The chief reason that one may spend one’s life trying to solve the world’s problems is that one believes that doing so is identical with the good life. To lead a good life is to solve the world’s problems. But this thesis cannot hold up under scrutiny.

The world problem-solver, having taken the world not to be a home at the outset, believes that it only can become a home once the major problems have been solved. But even if one were to ‘solve’ the ‘problem’ of food, one would still be spending one’s life trying to do away with what is bad. Imagine spending a life seeking to do away with what is bad–how can that be good? It does not follow that doing away with what is bad can ever get one to the shores of the good: the removal of the bad does not imply the arrival of the good. And if there is the arrival of some local good, it is still not an affirmation of the overall goodness of the world. So, even problem-solving success implies overall failure. Thus, the problem-solver who tries to make the world into a home cannot do so because it is impossible. As a result, he will always be exiled from home–from start to finish.

Alternatively, he may argue that once the major problems are removed, then everyone will be free. Yet being able to do what one wants to do is not sufficient for leading a good life. Freedom grasped as the ability to do what one wants to do is a rather juvenile concern, after all. If no one would wish to be coerced, it does not follow that a reasonable person would identify this conception of freedom with human flourishing. Just as the world’s being free a particular problem does not get us to the good, so being free of coercion gives us no guidelines concerning how best to conduct ourselves.

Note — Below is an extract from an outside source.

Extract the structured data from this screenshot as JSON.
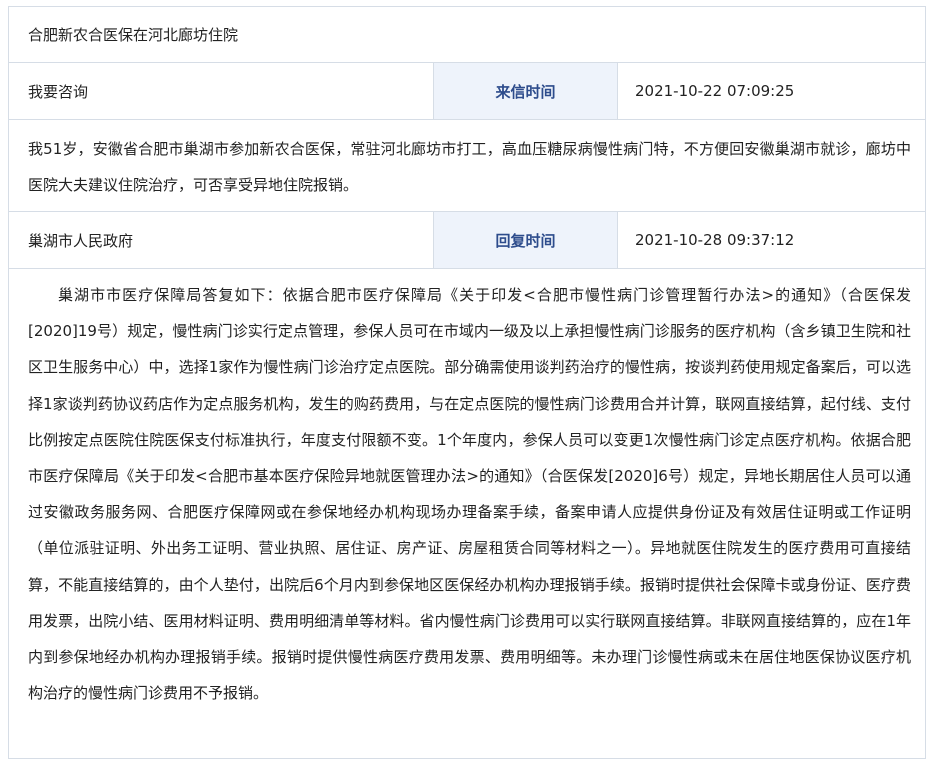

Consequently, the world problem-solver who assumes that the world is not as it ought to be concludes with the world’s remaining unhomely as well as with a sense of his never being entirely free–never quite free enough–either. Quite clearly, alienation begets further alienation.

Recognizing these things, one would have to exit ‘the way of problematizing’ and return to first questions: ‘How could I come to perceive the world qua world as being good? And how would I have to be in order to be prepared to receive the world as good?’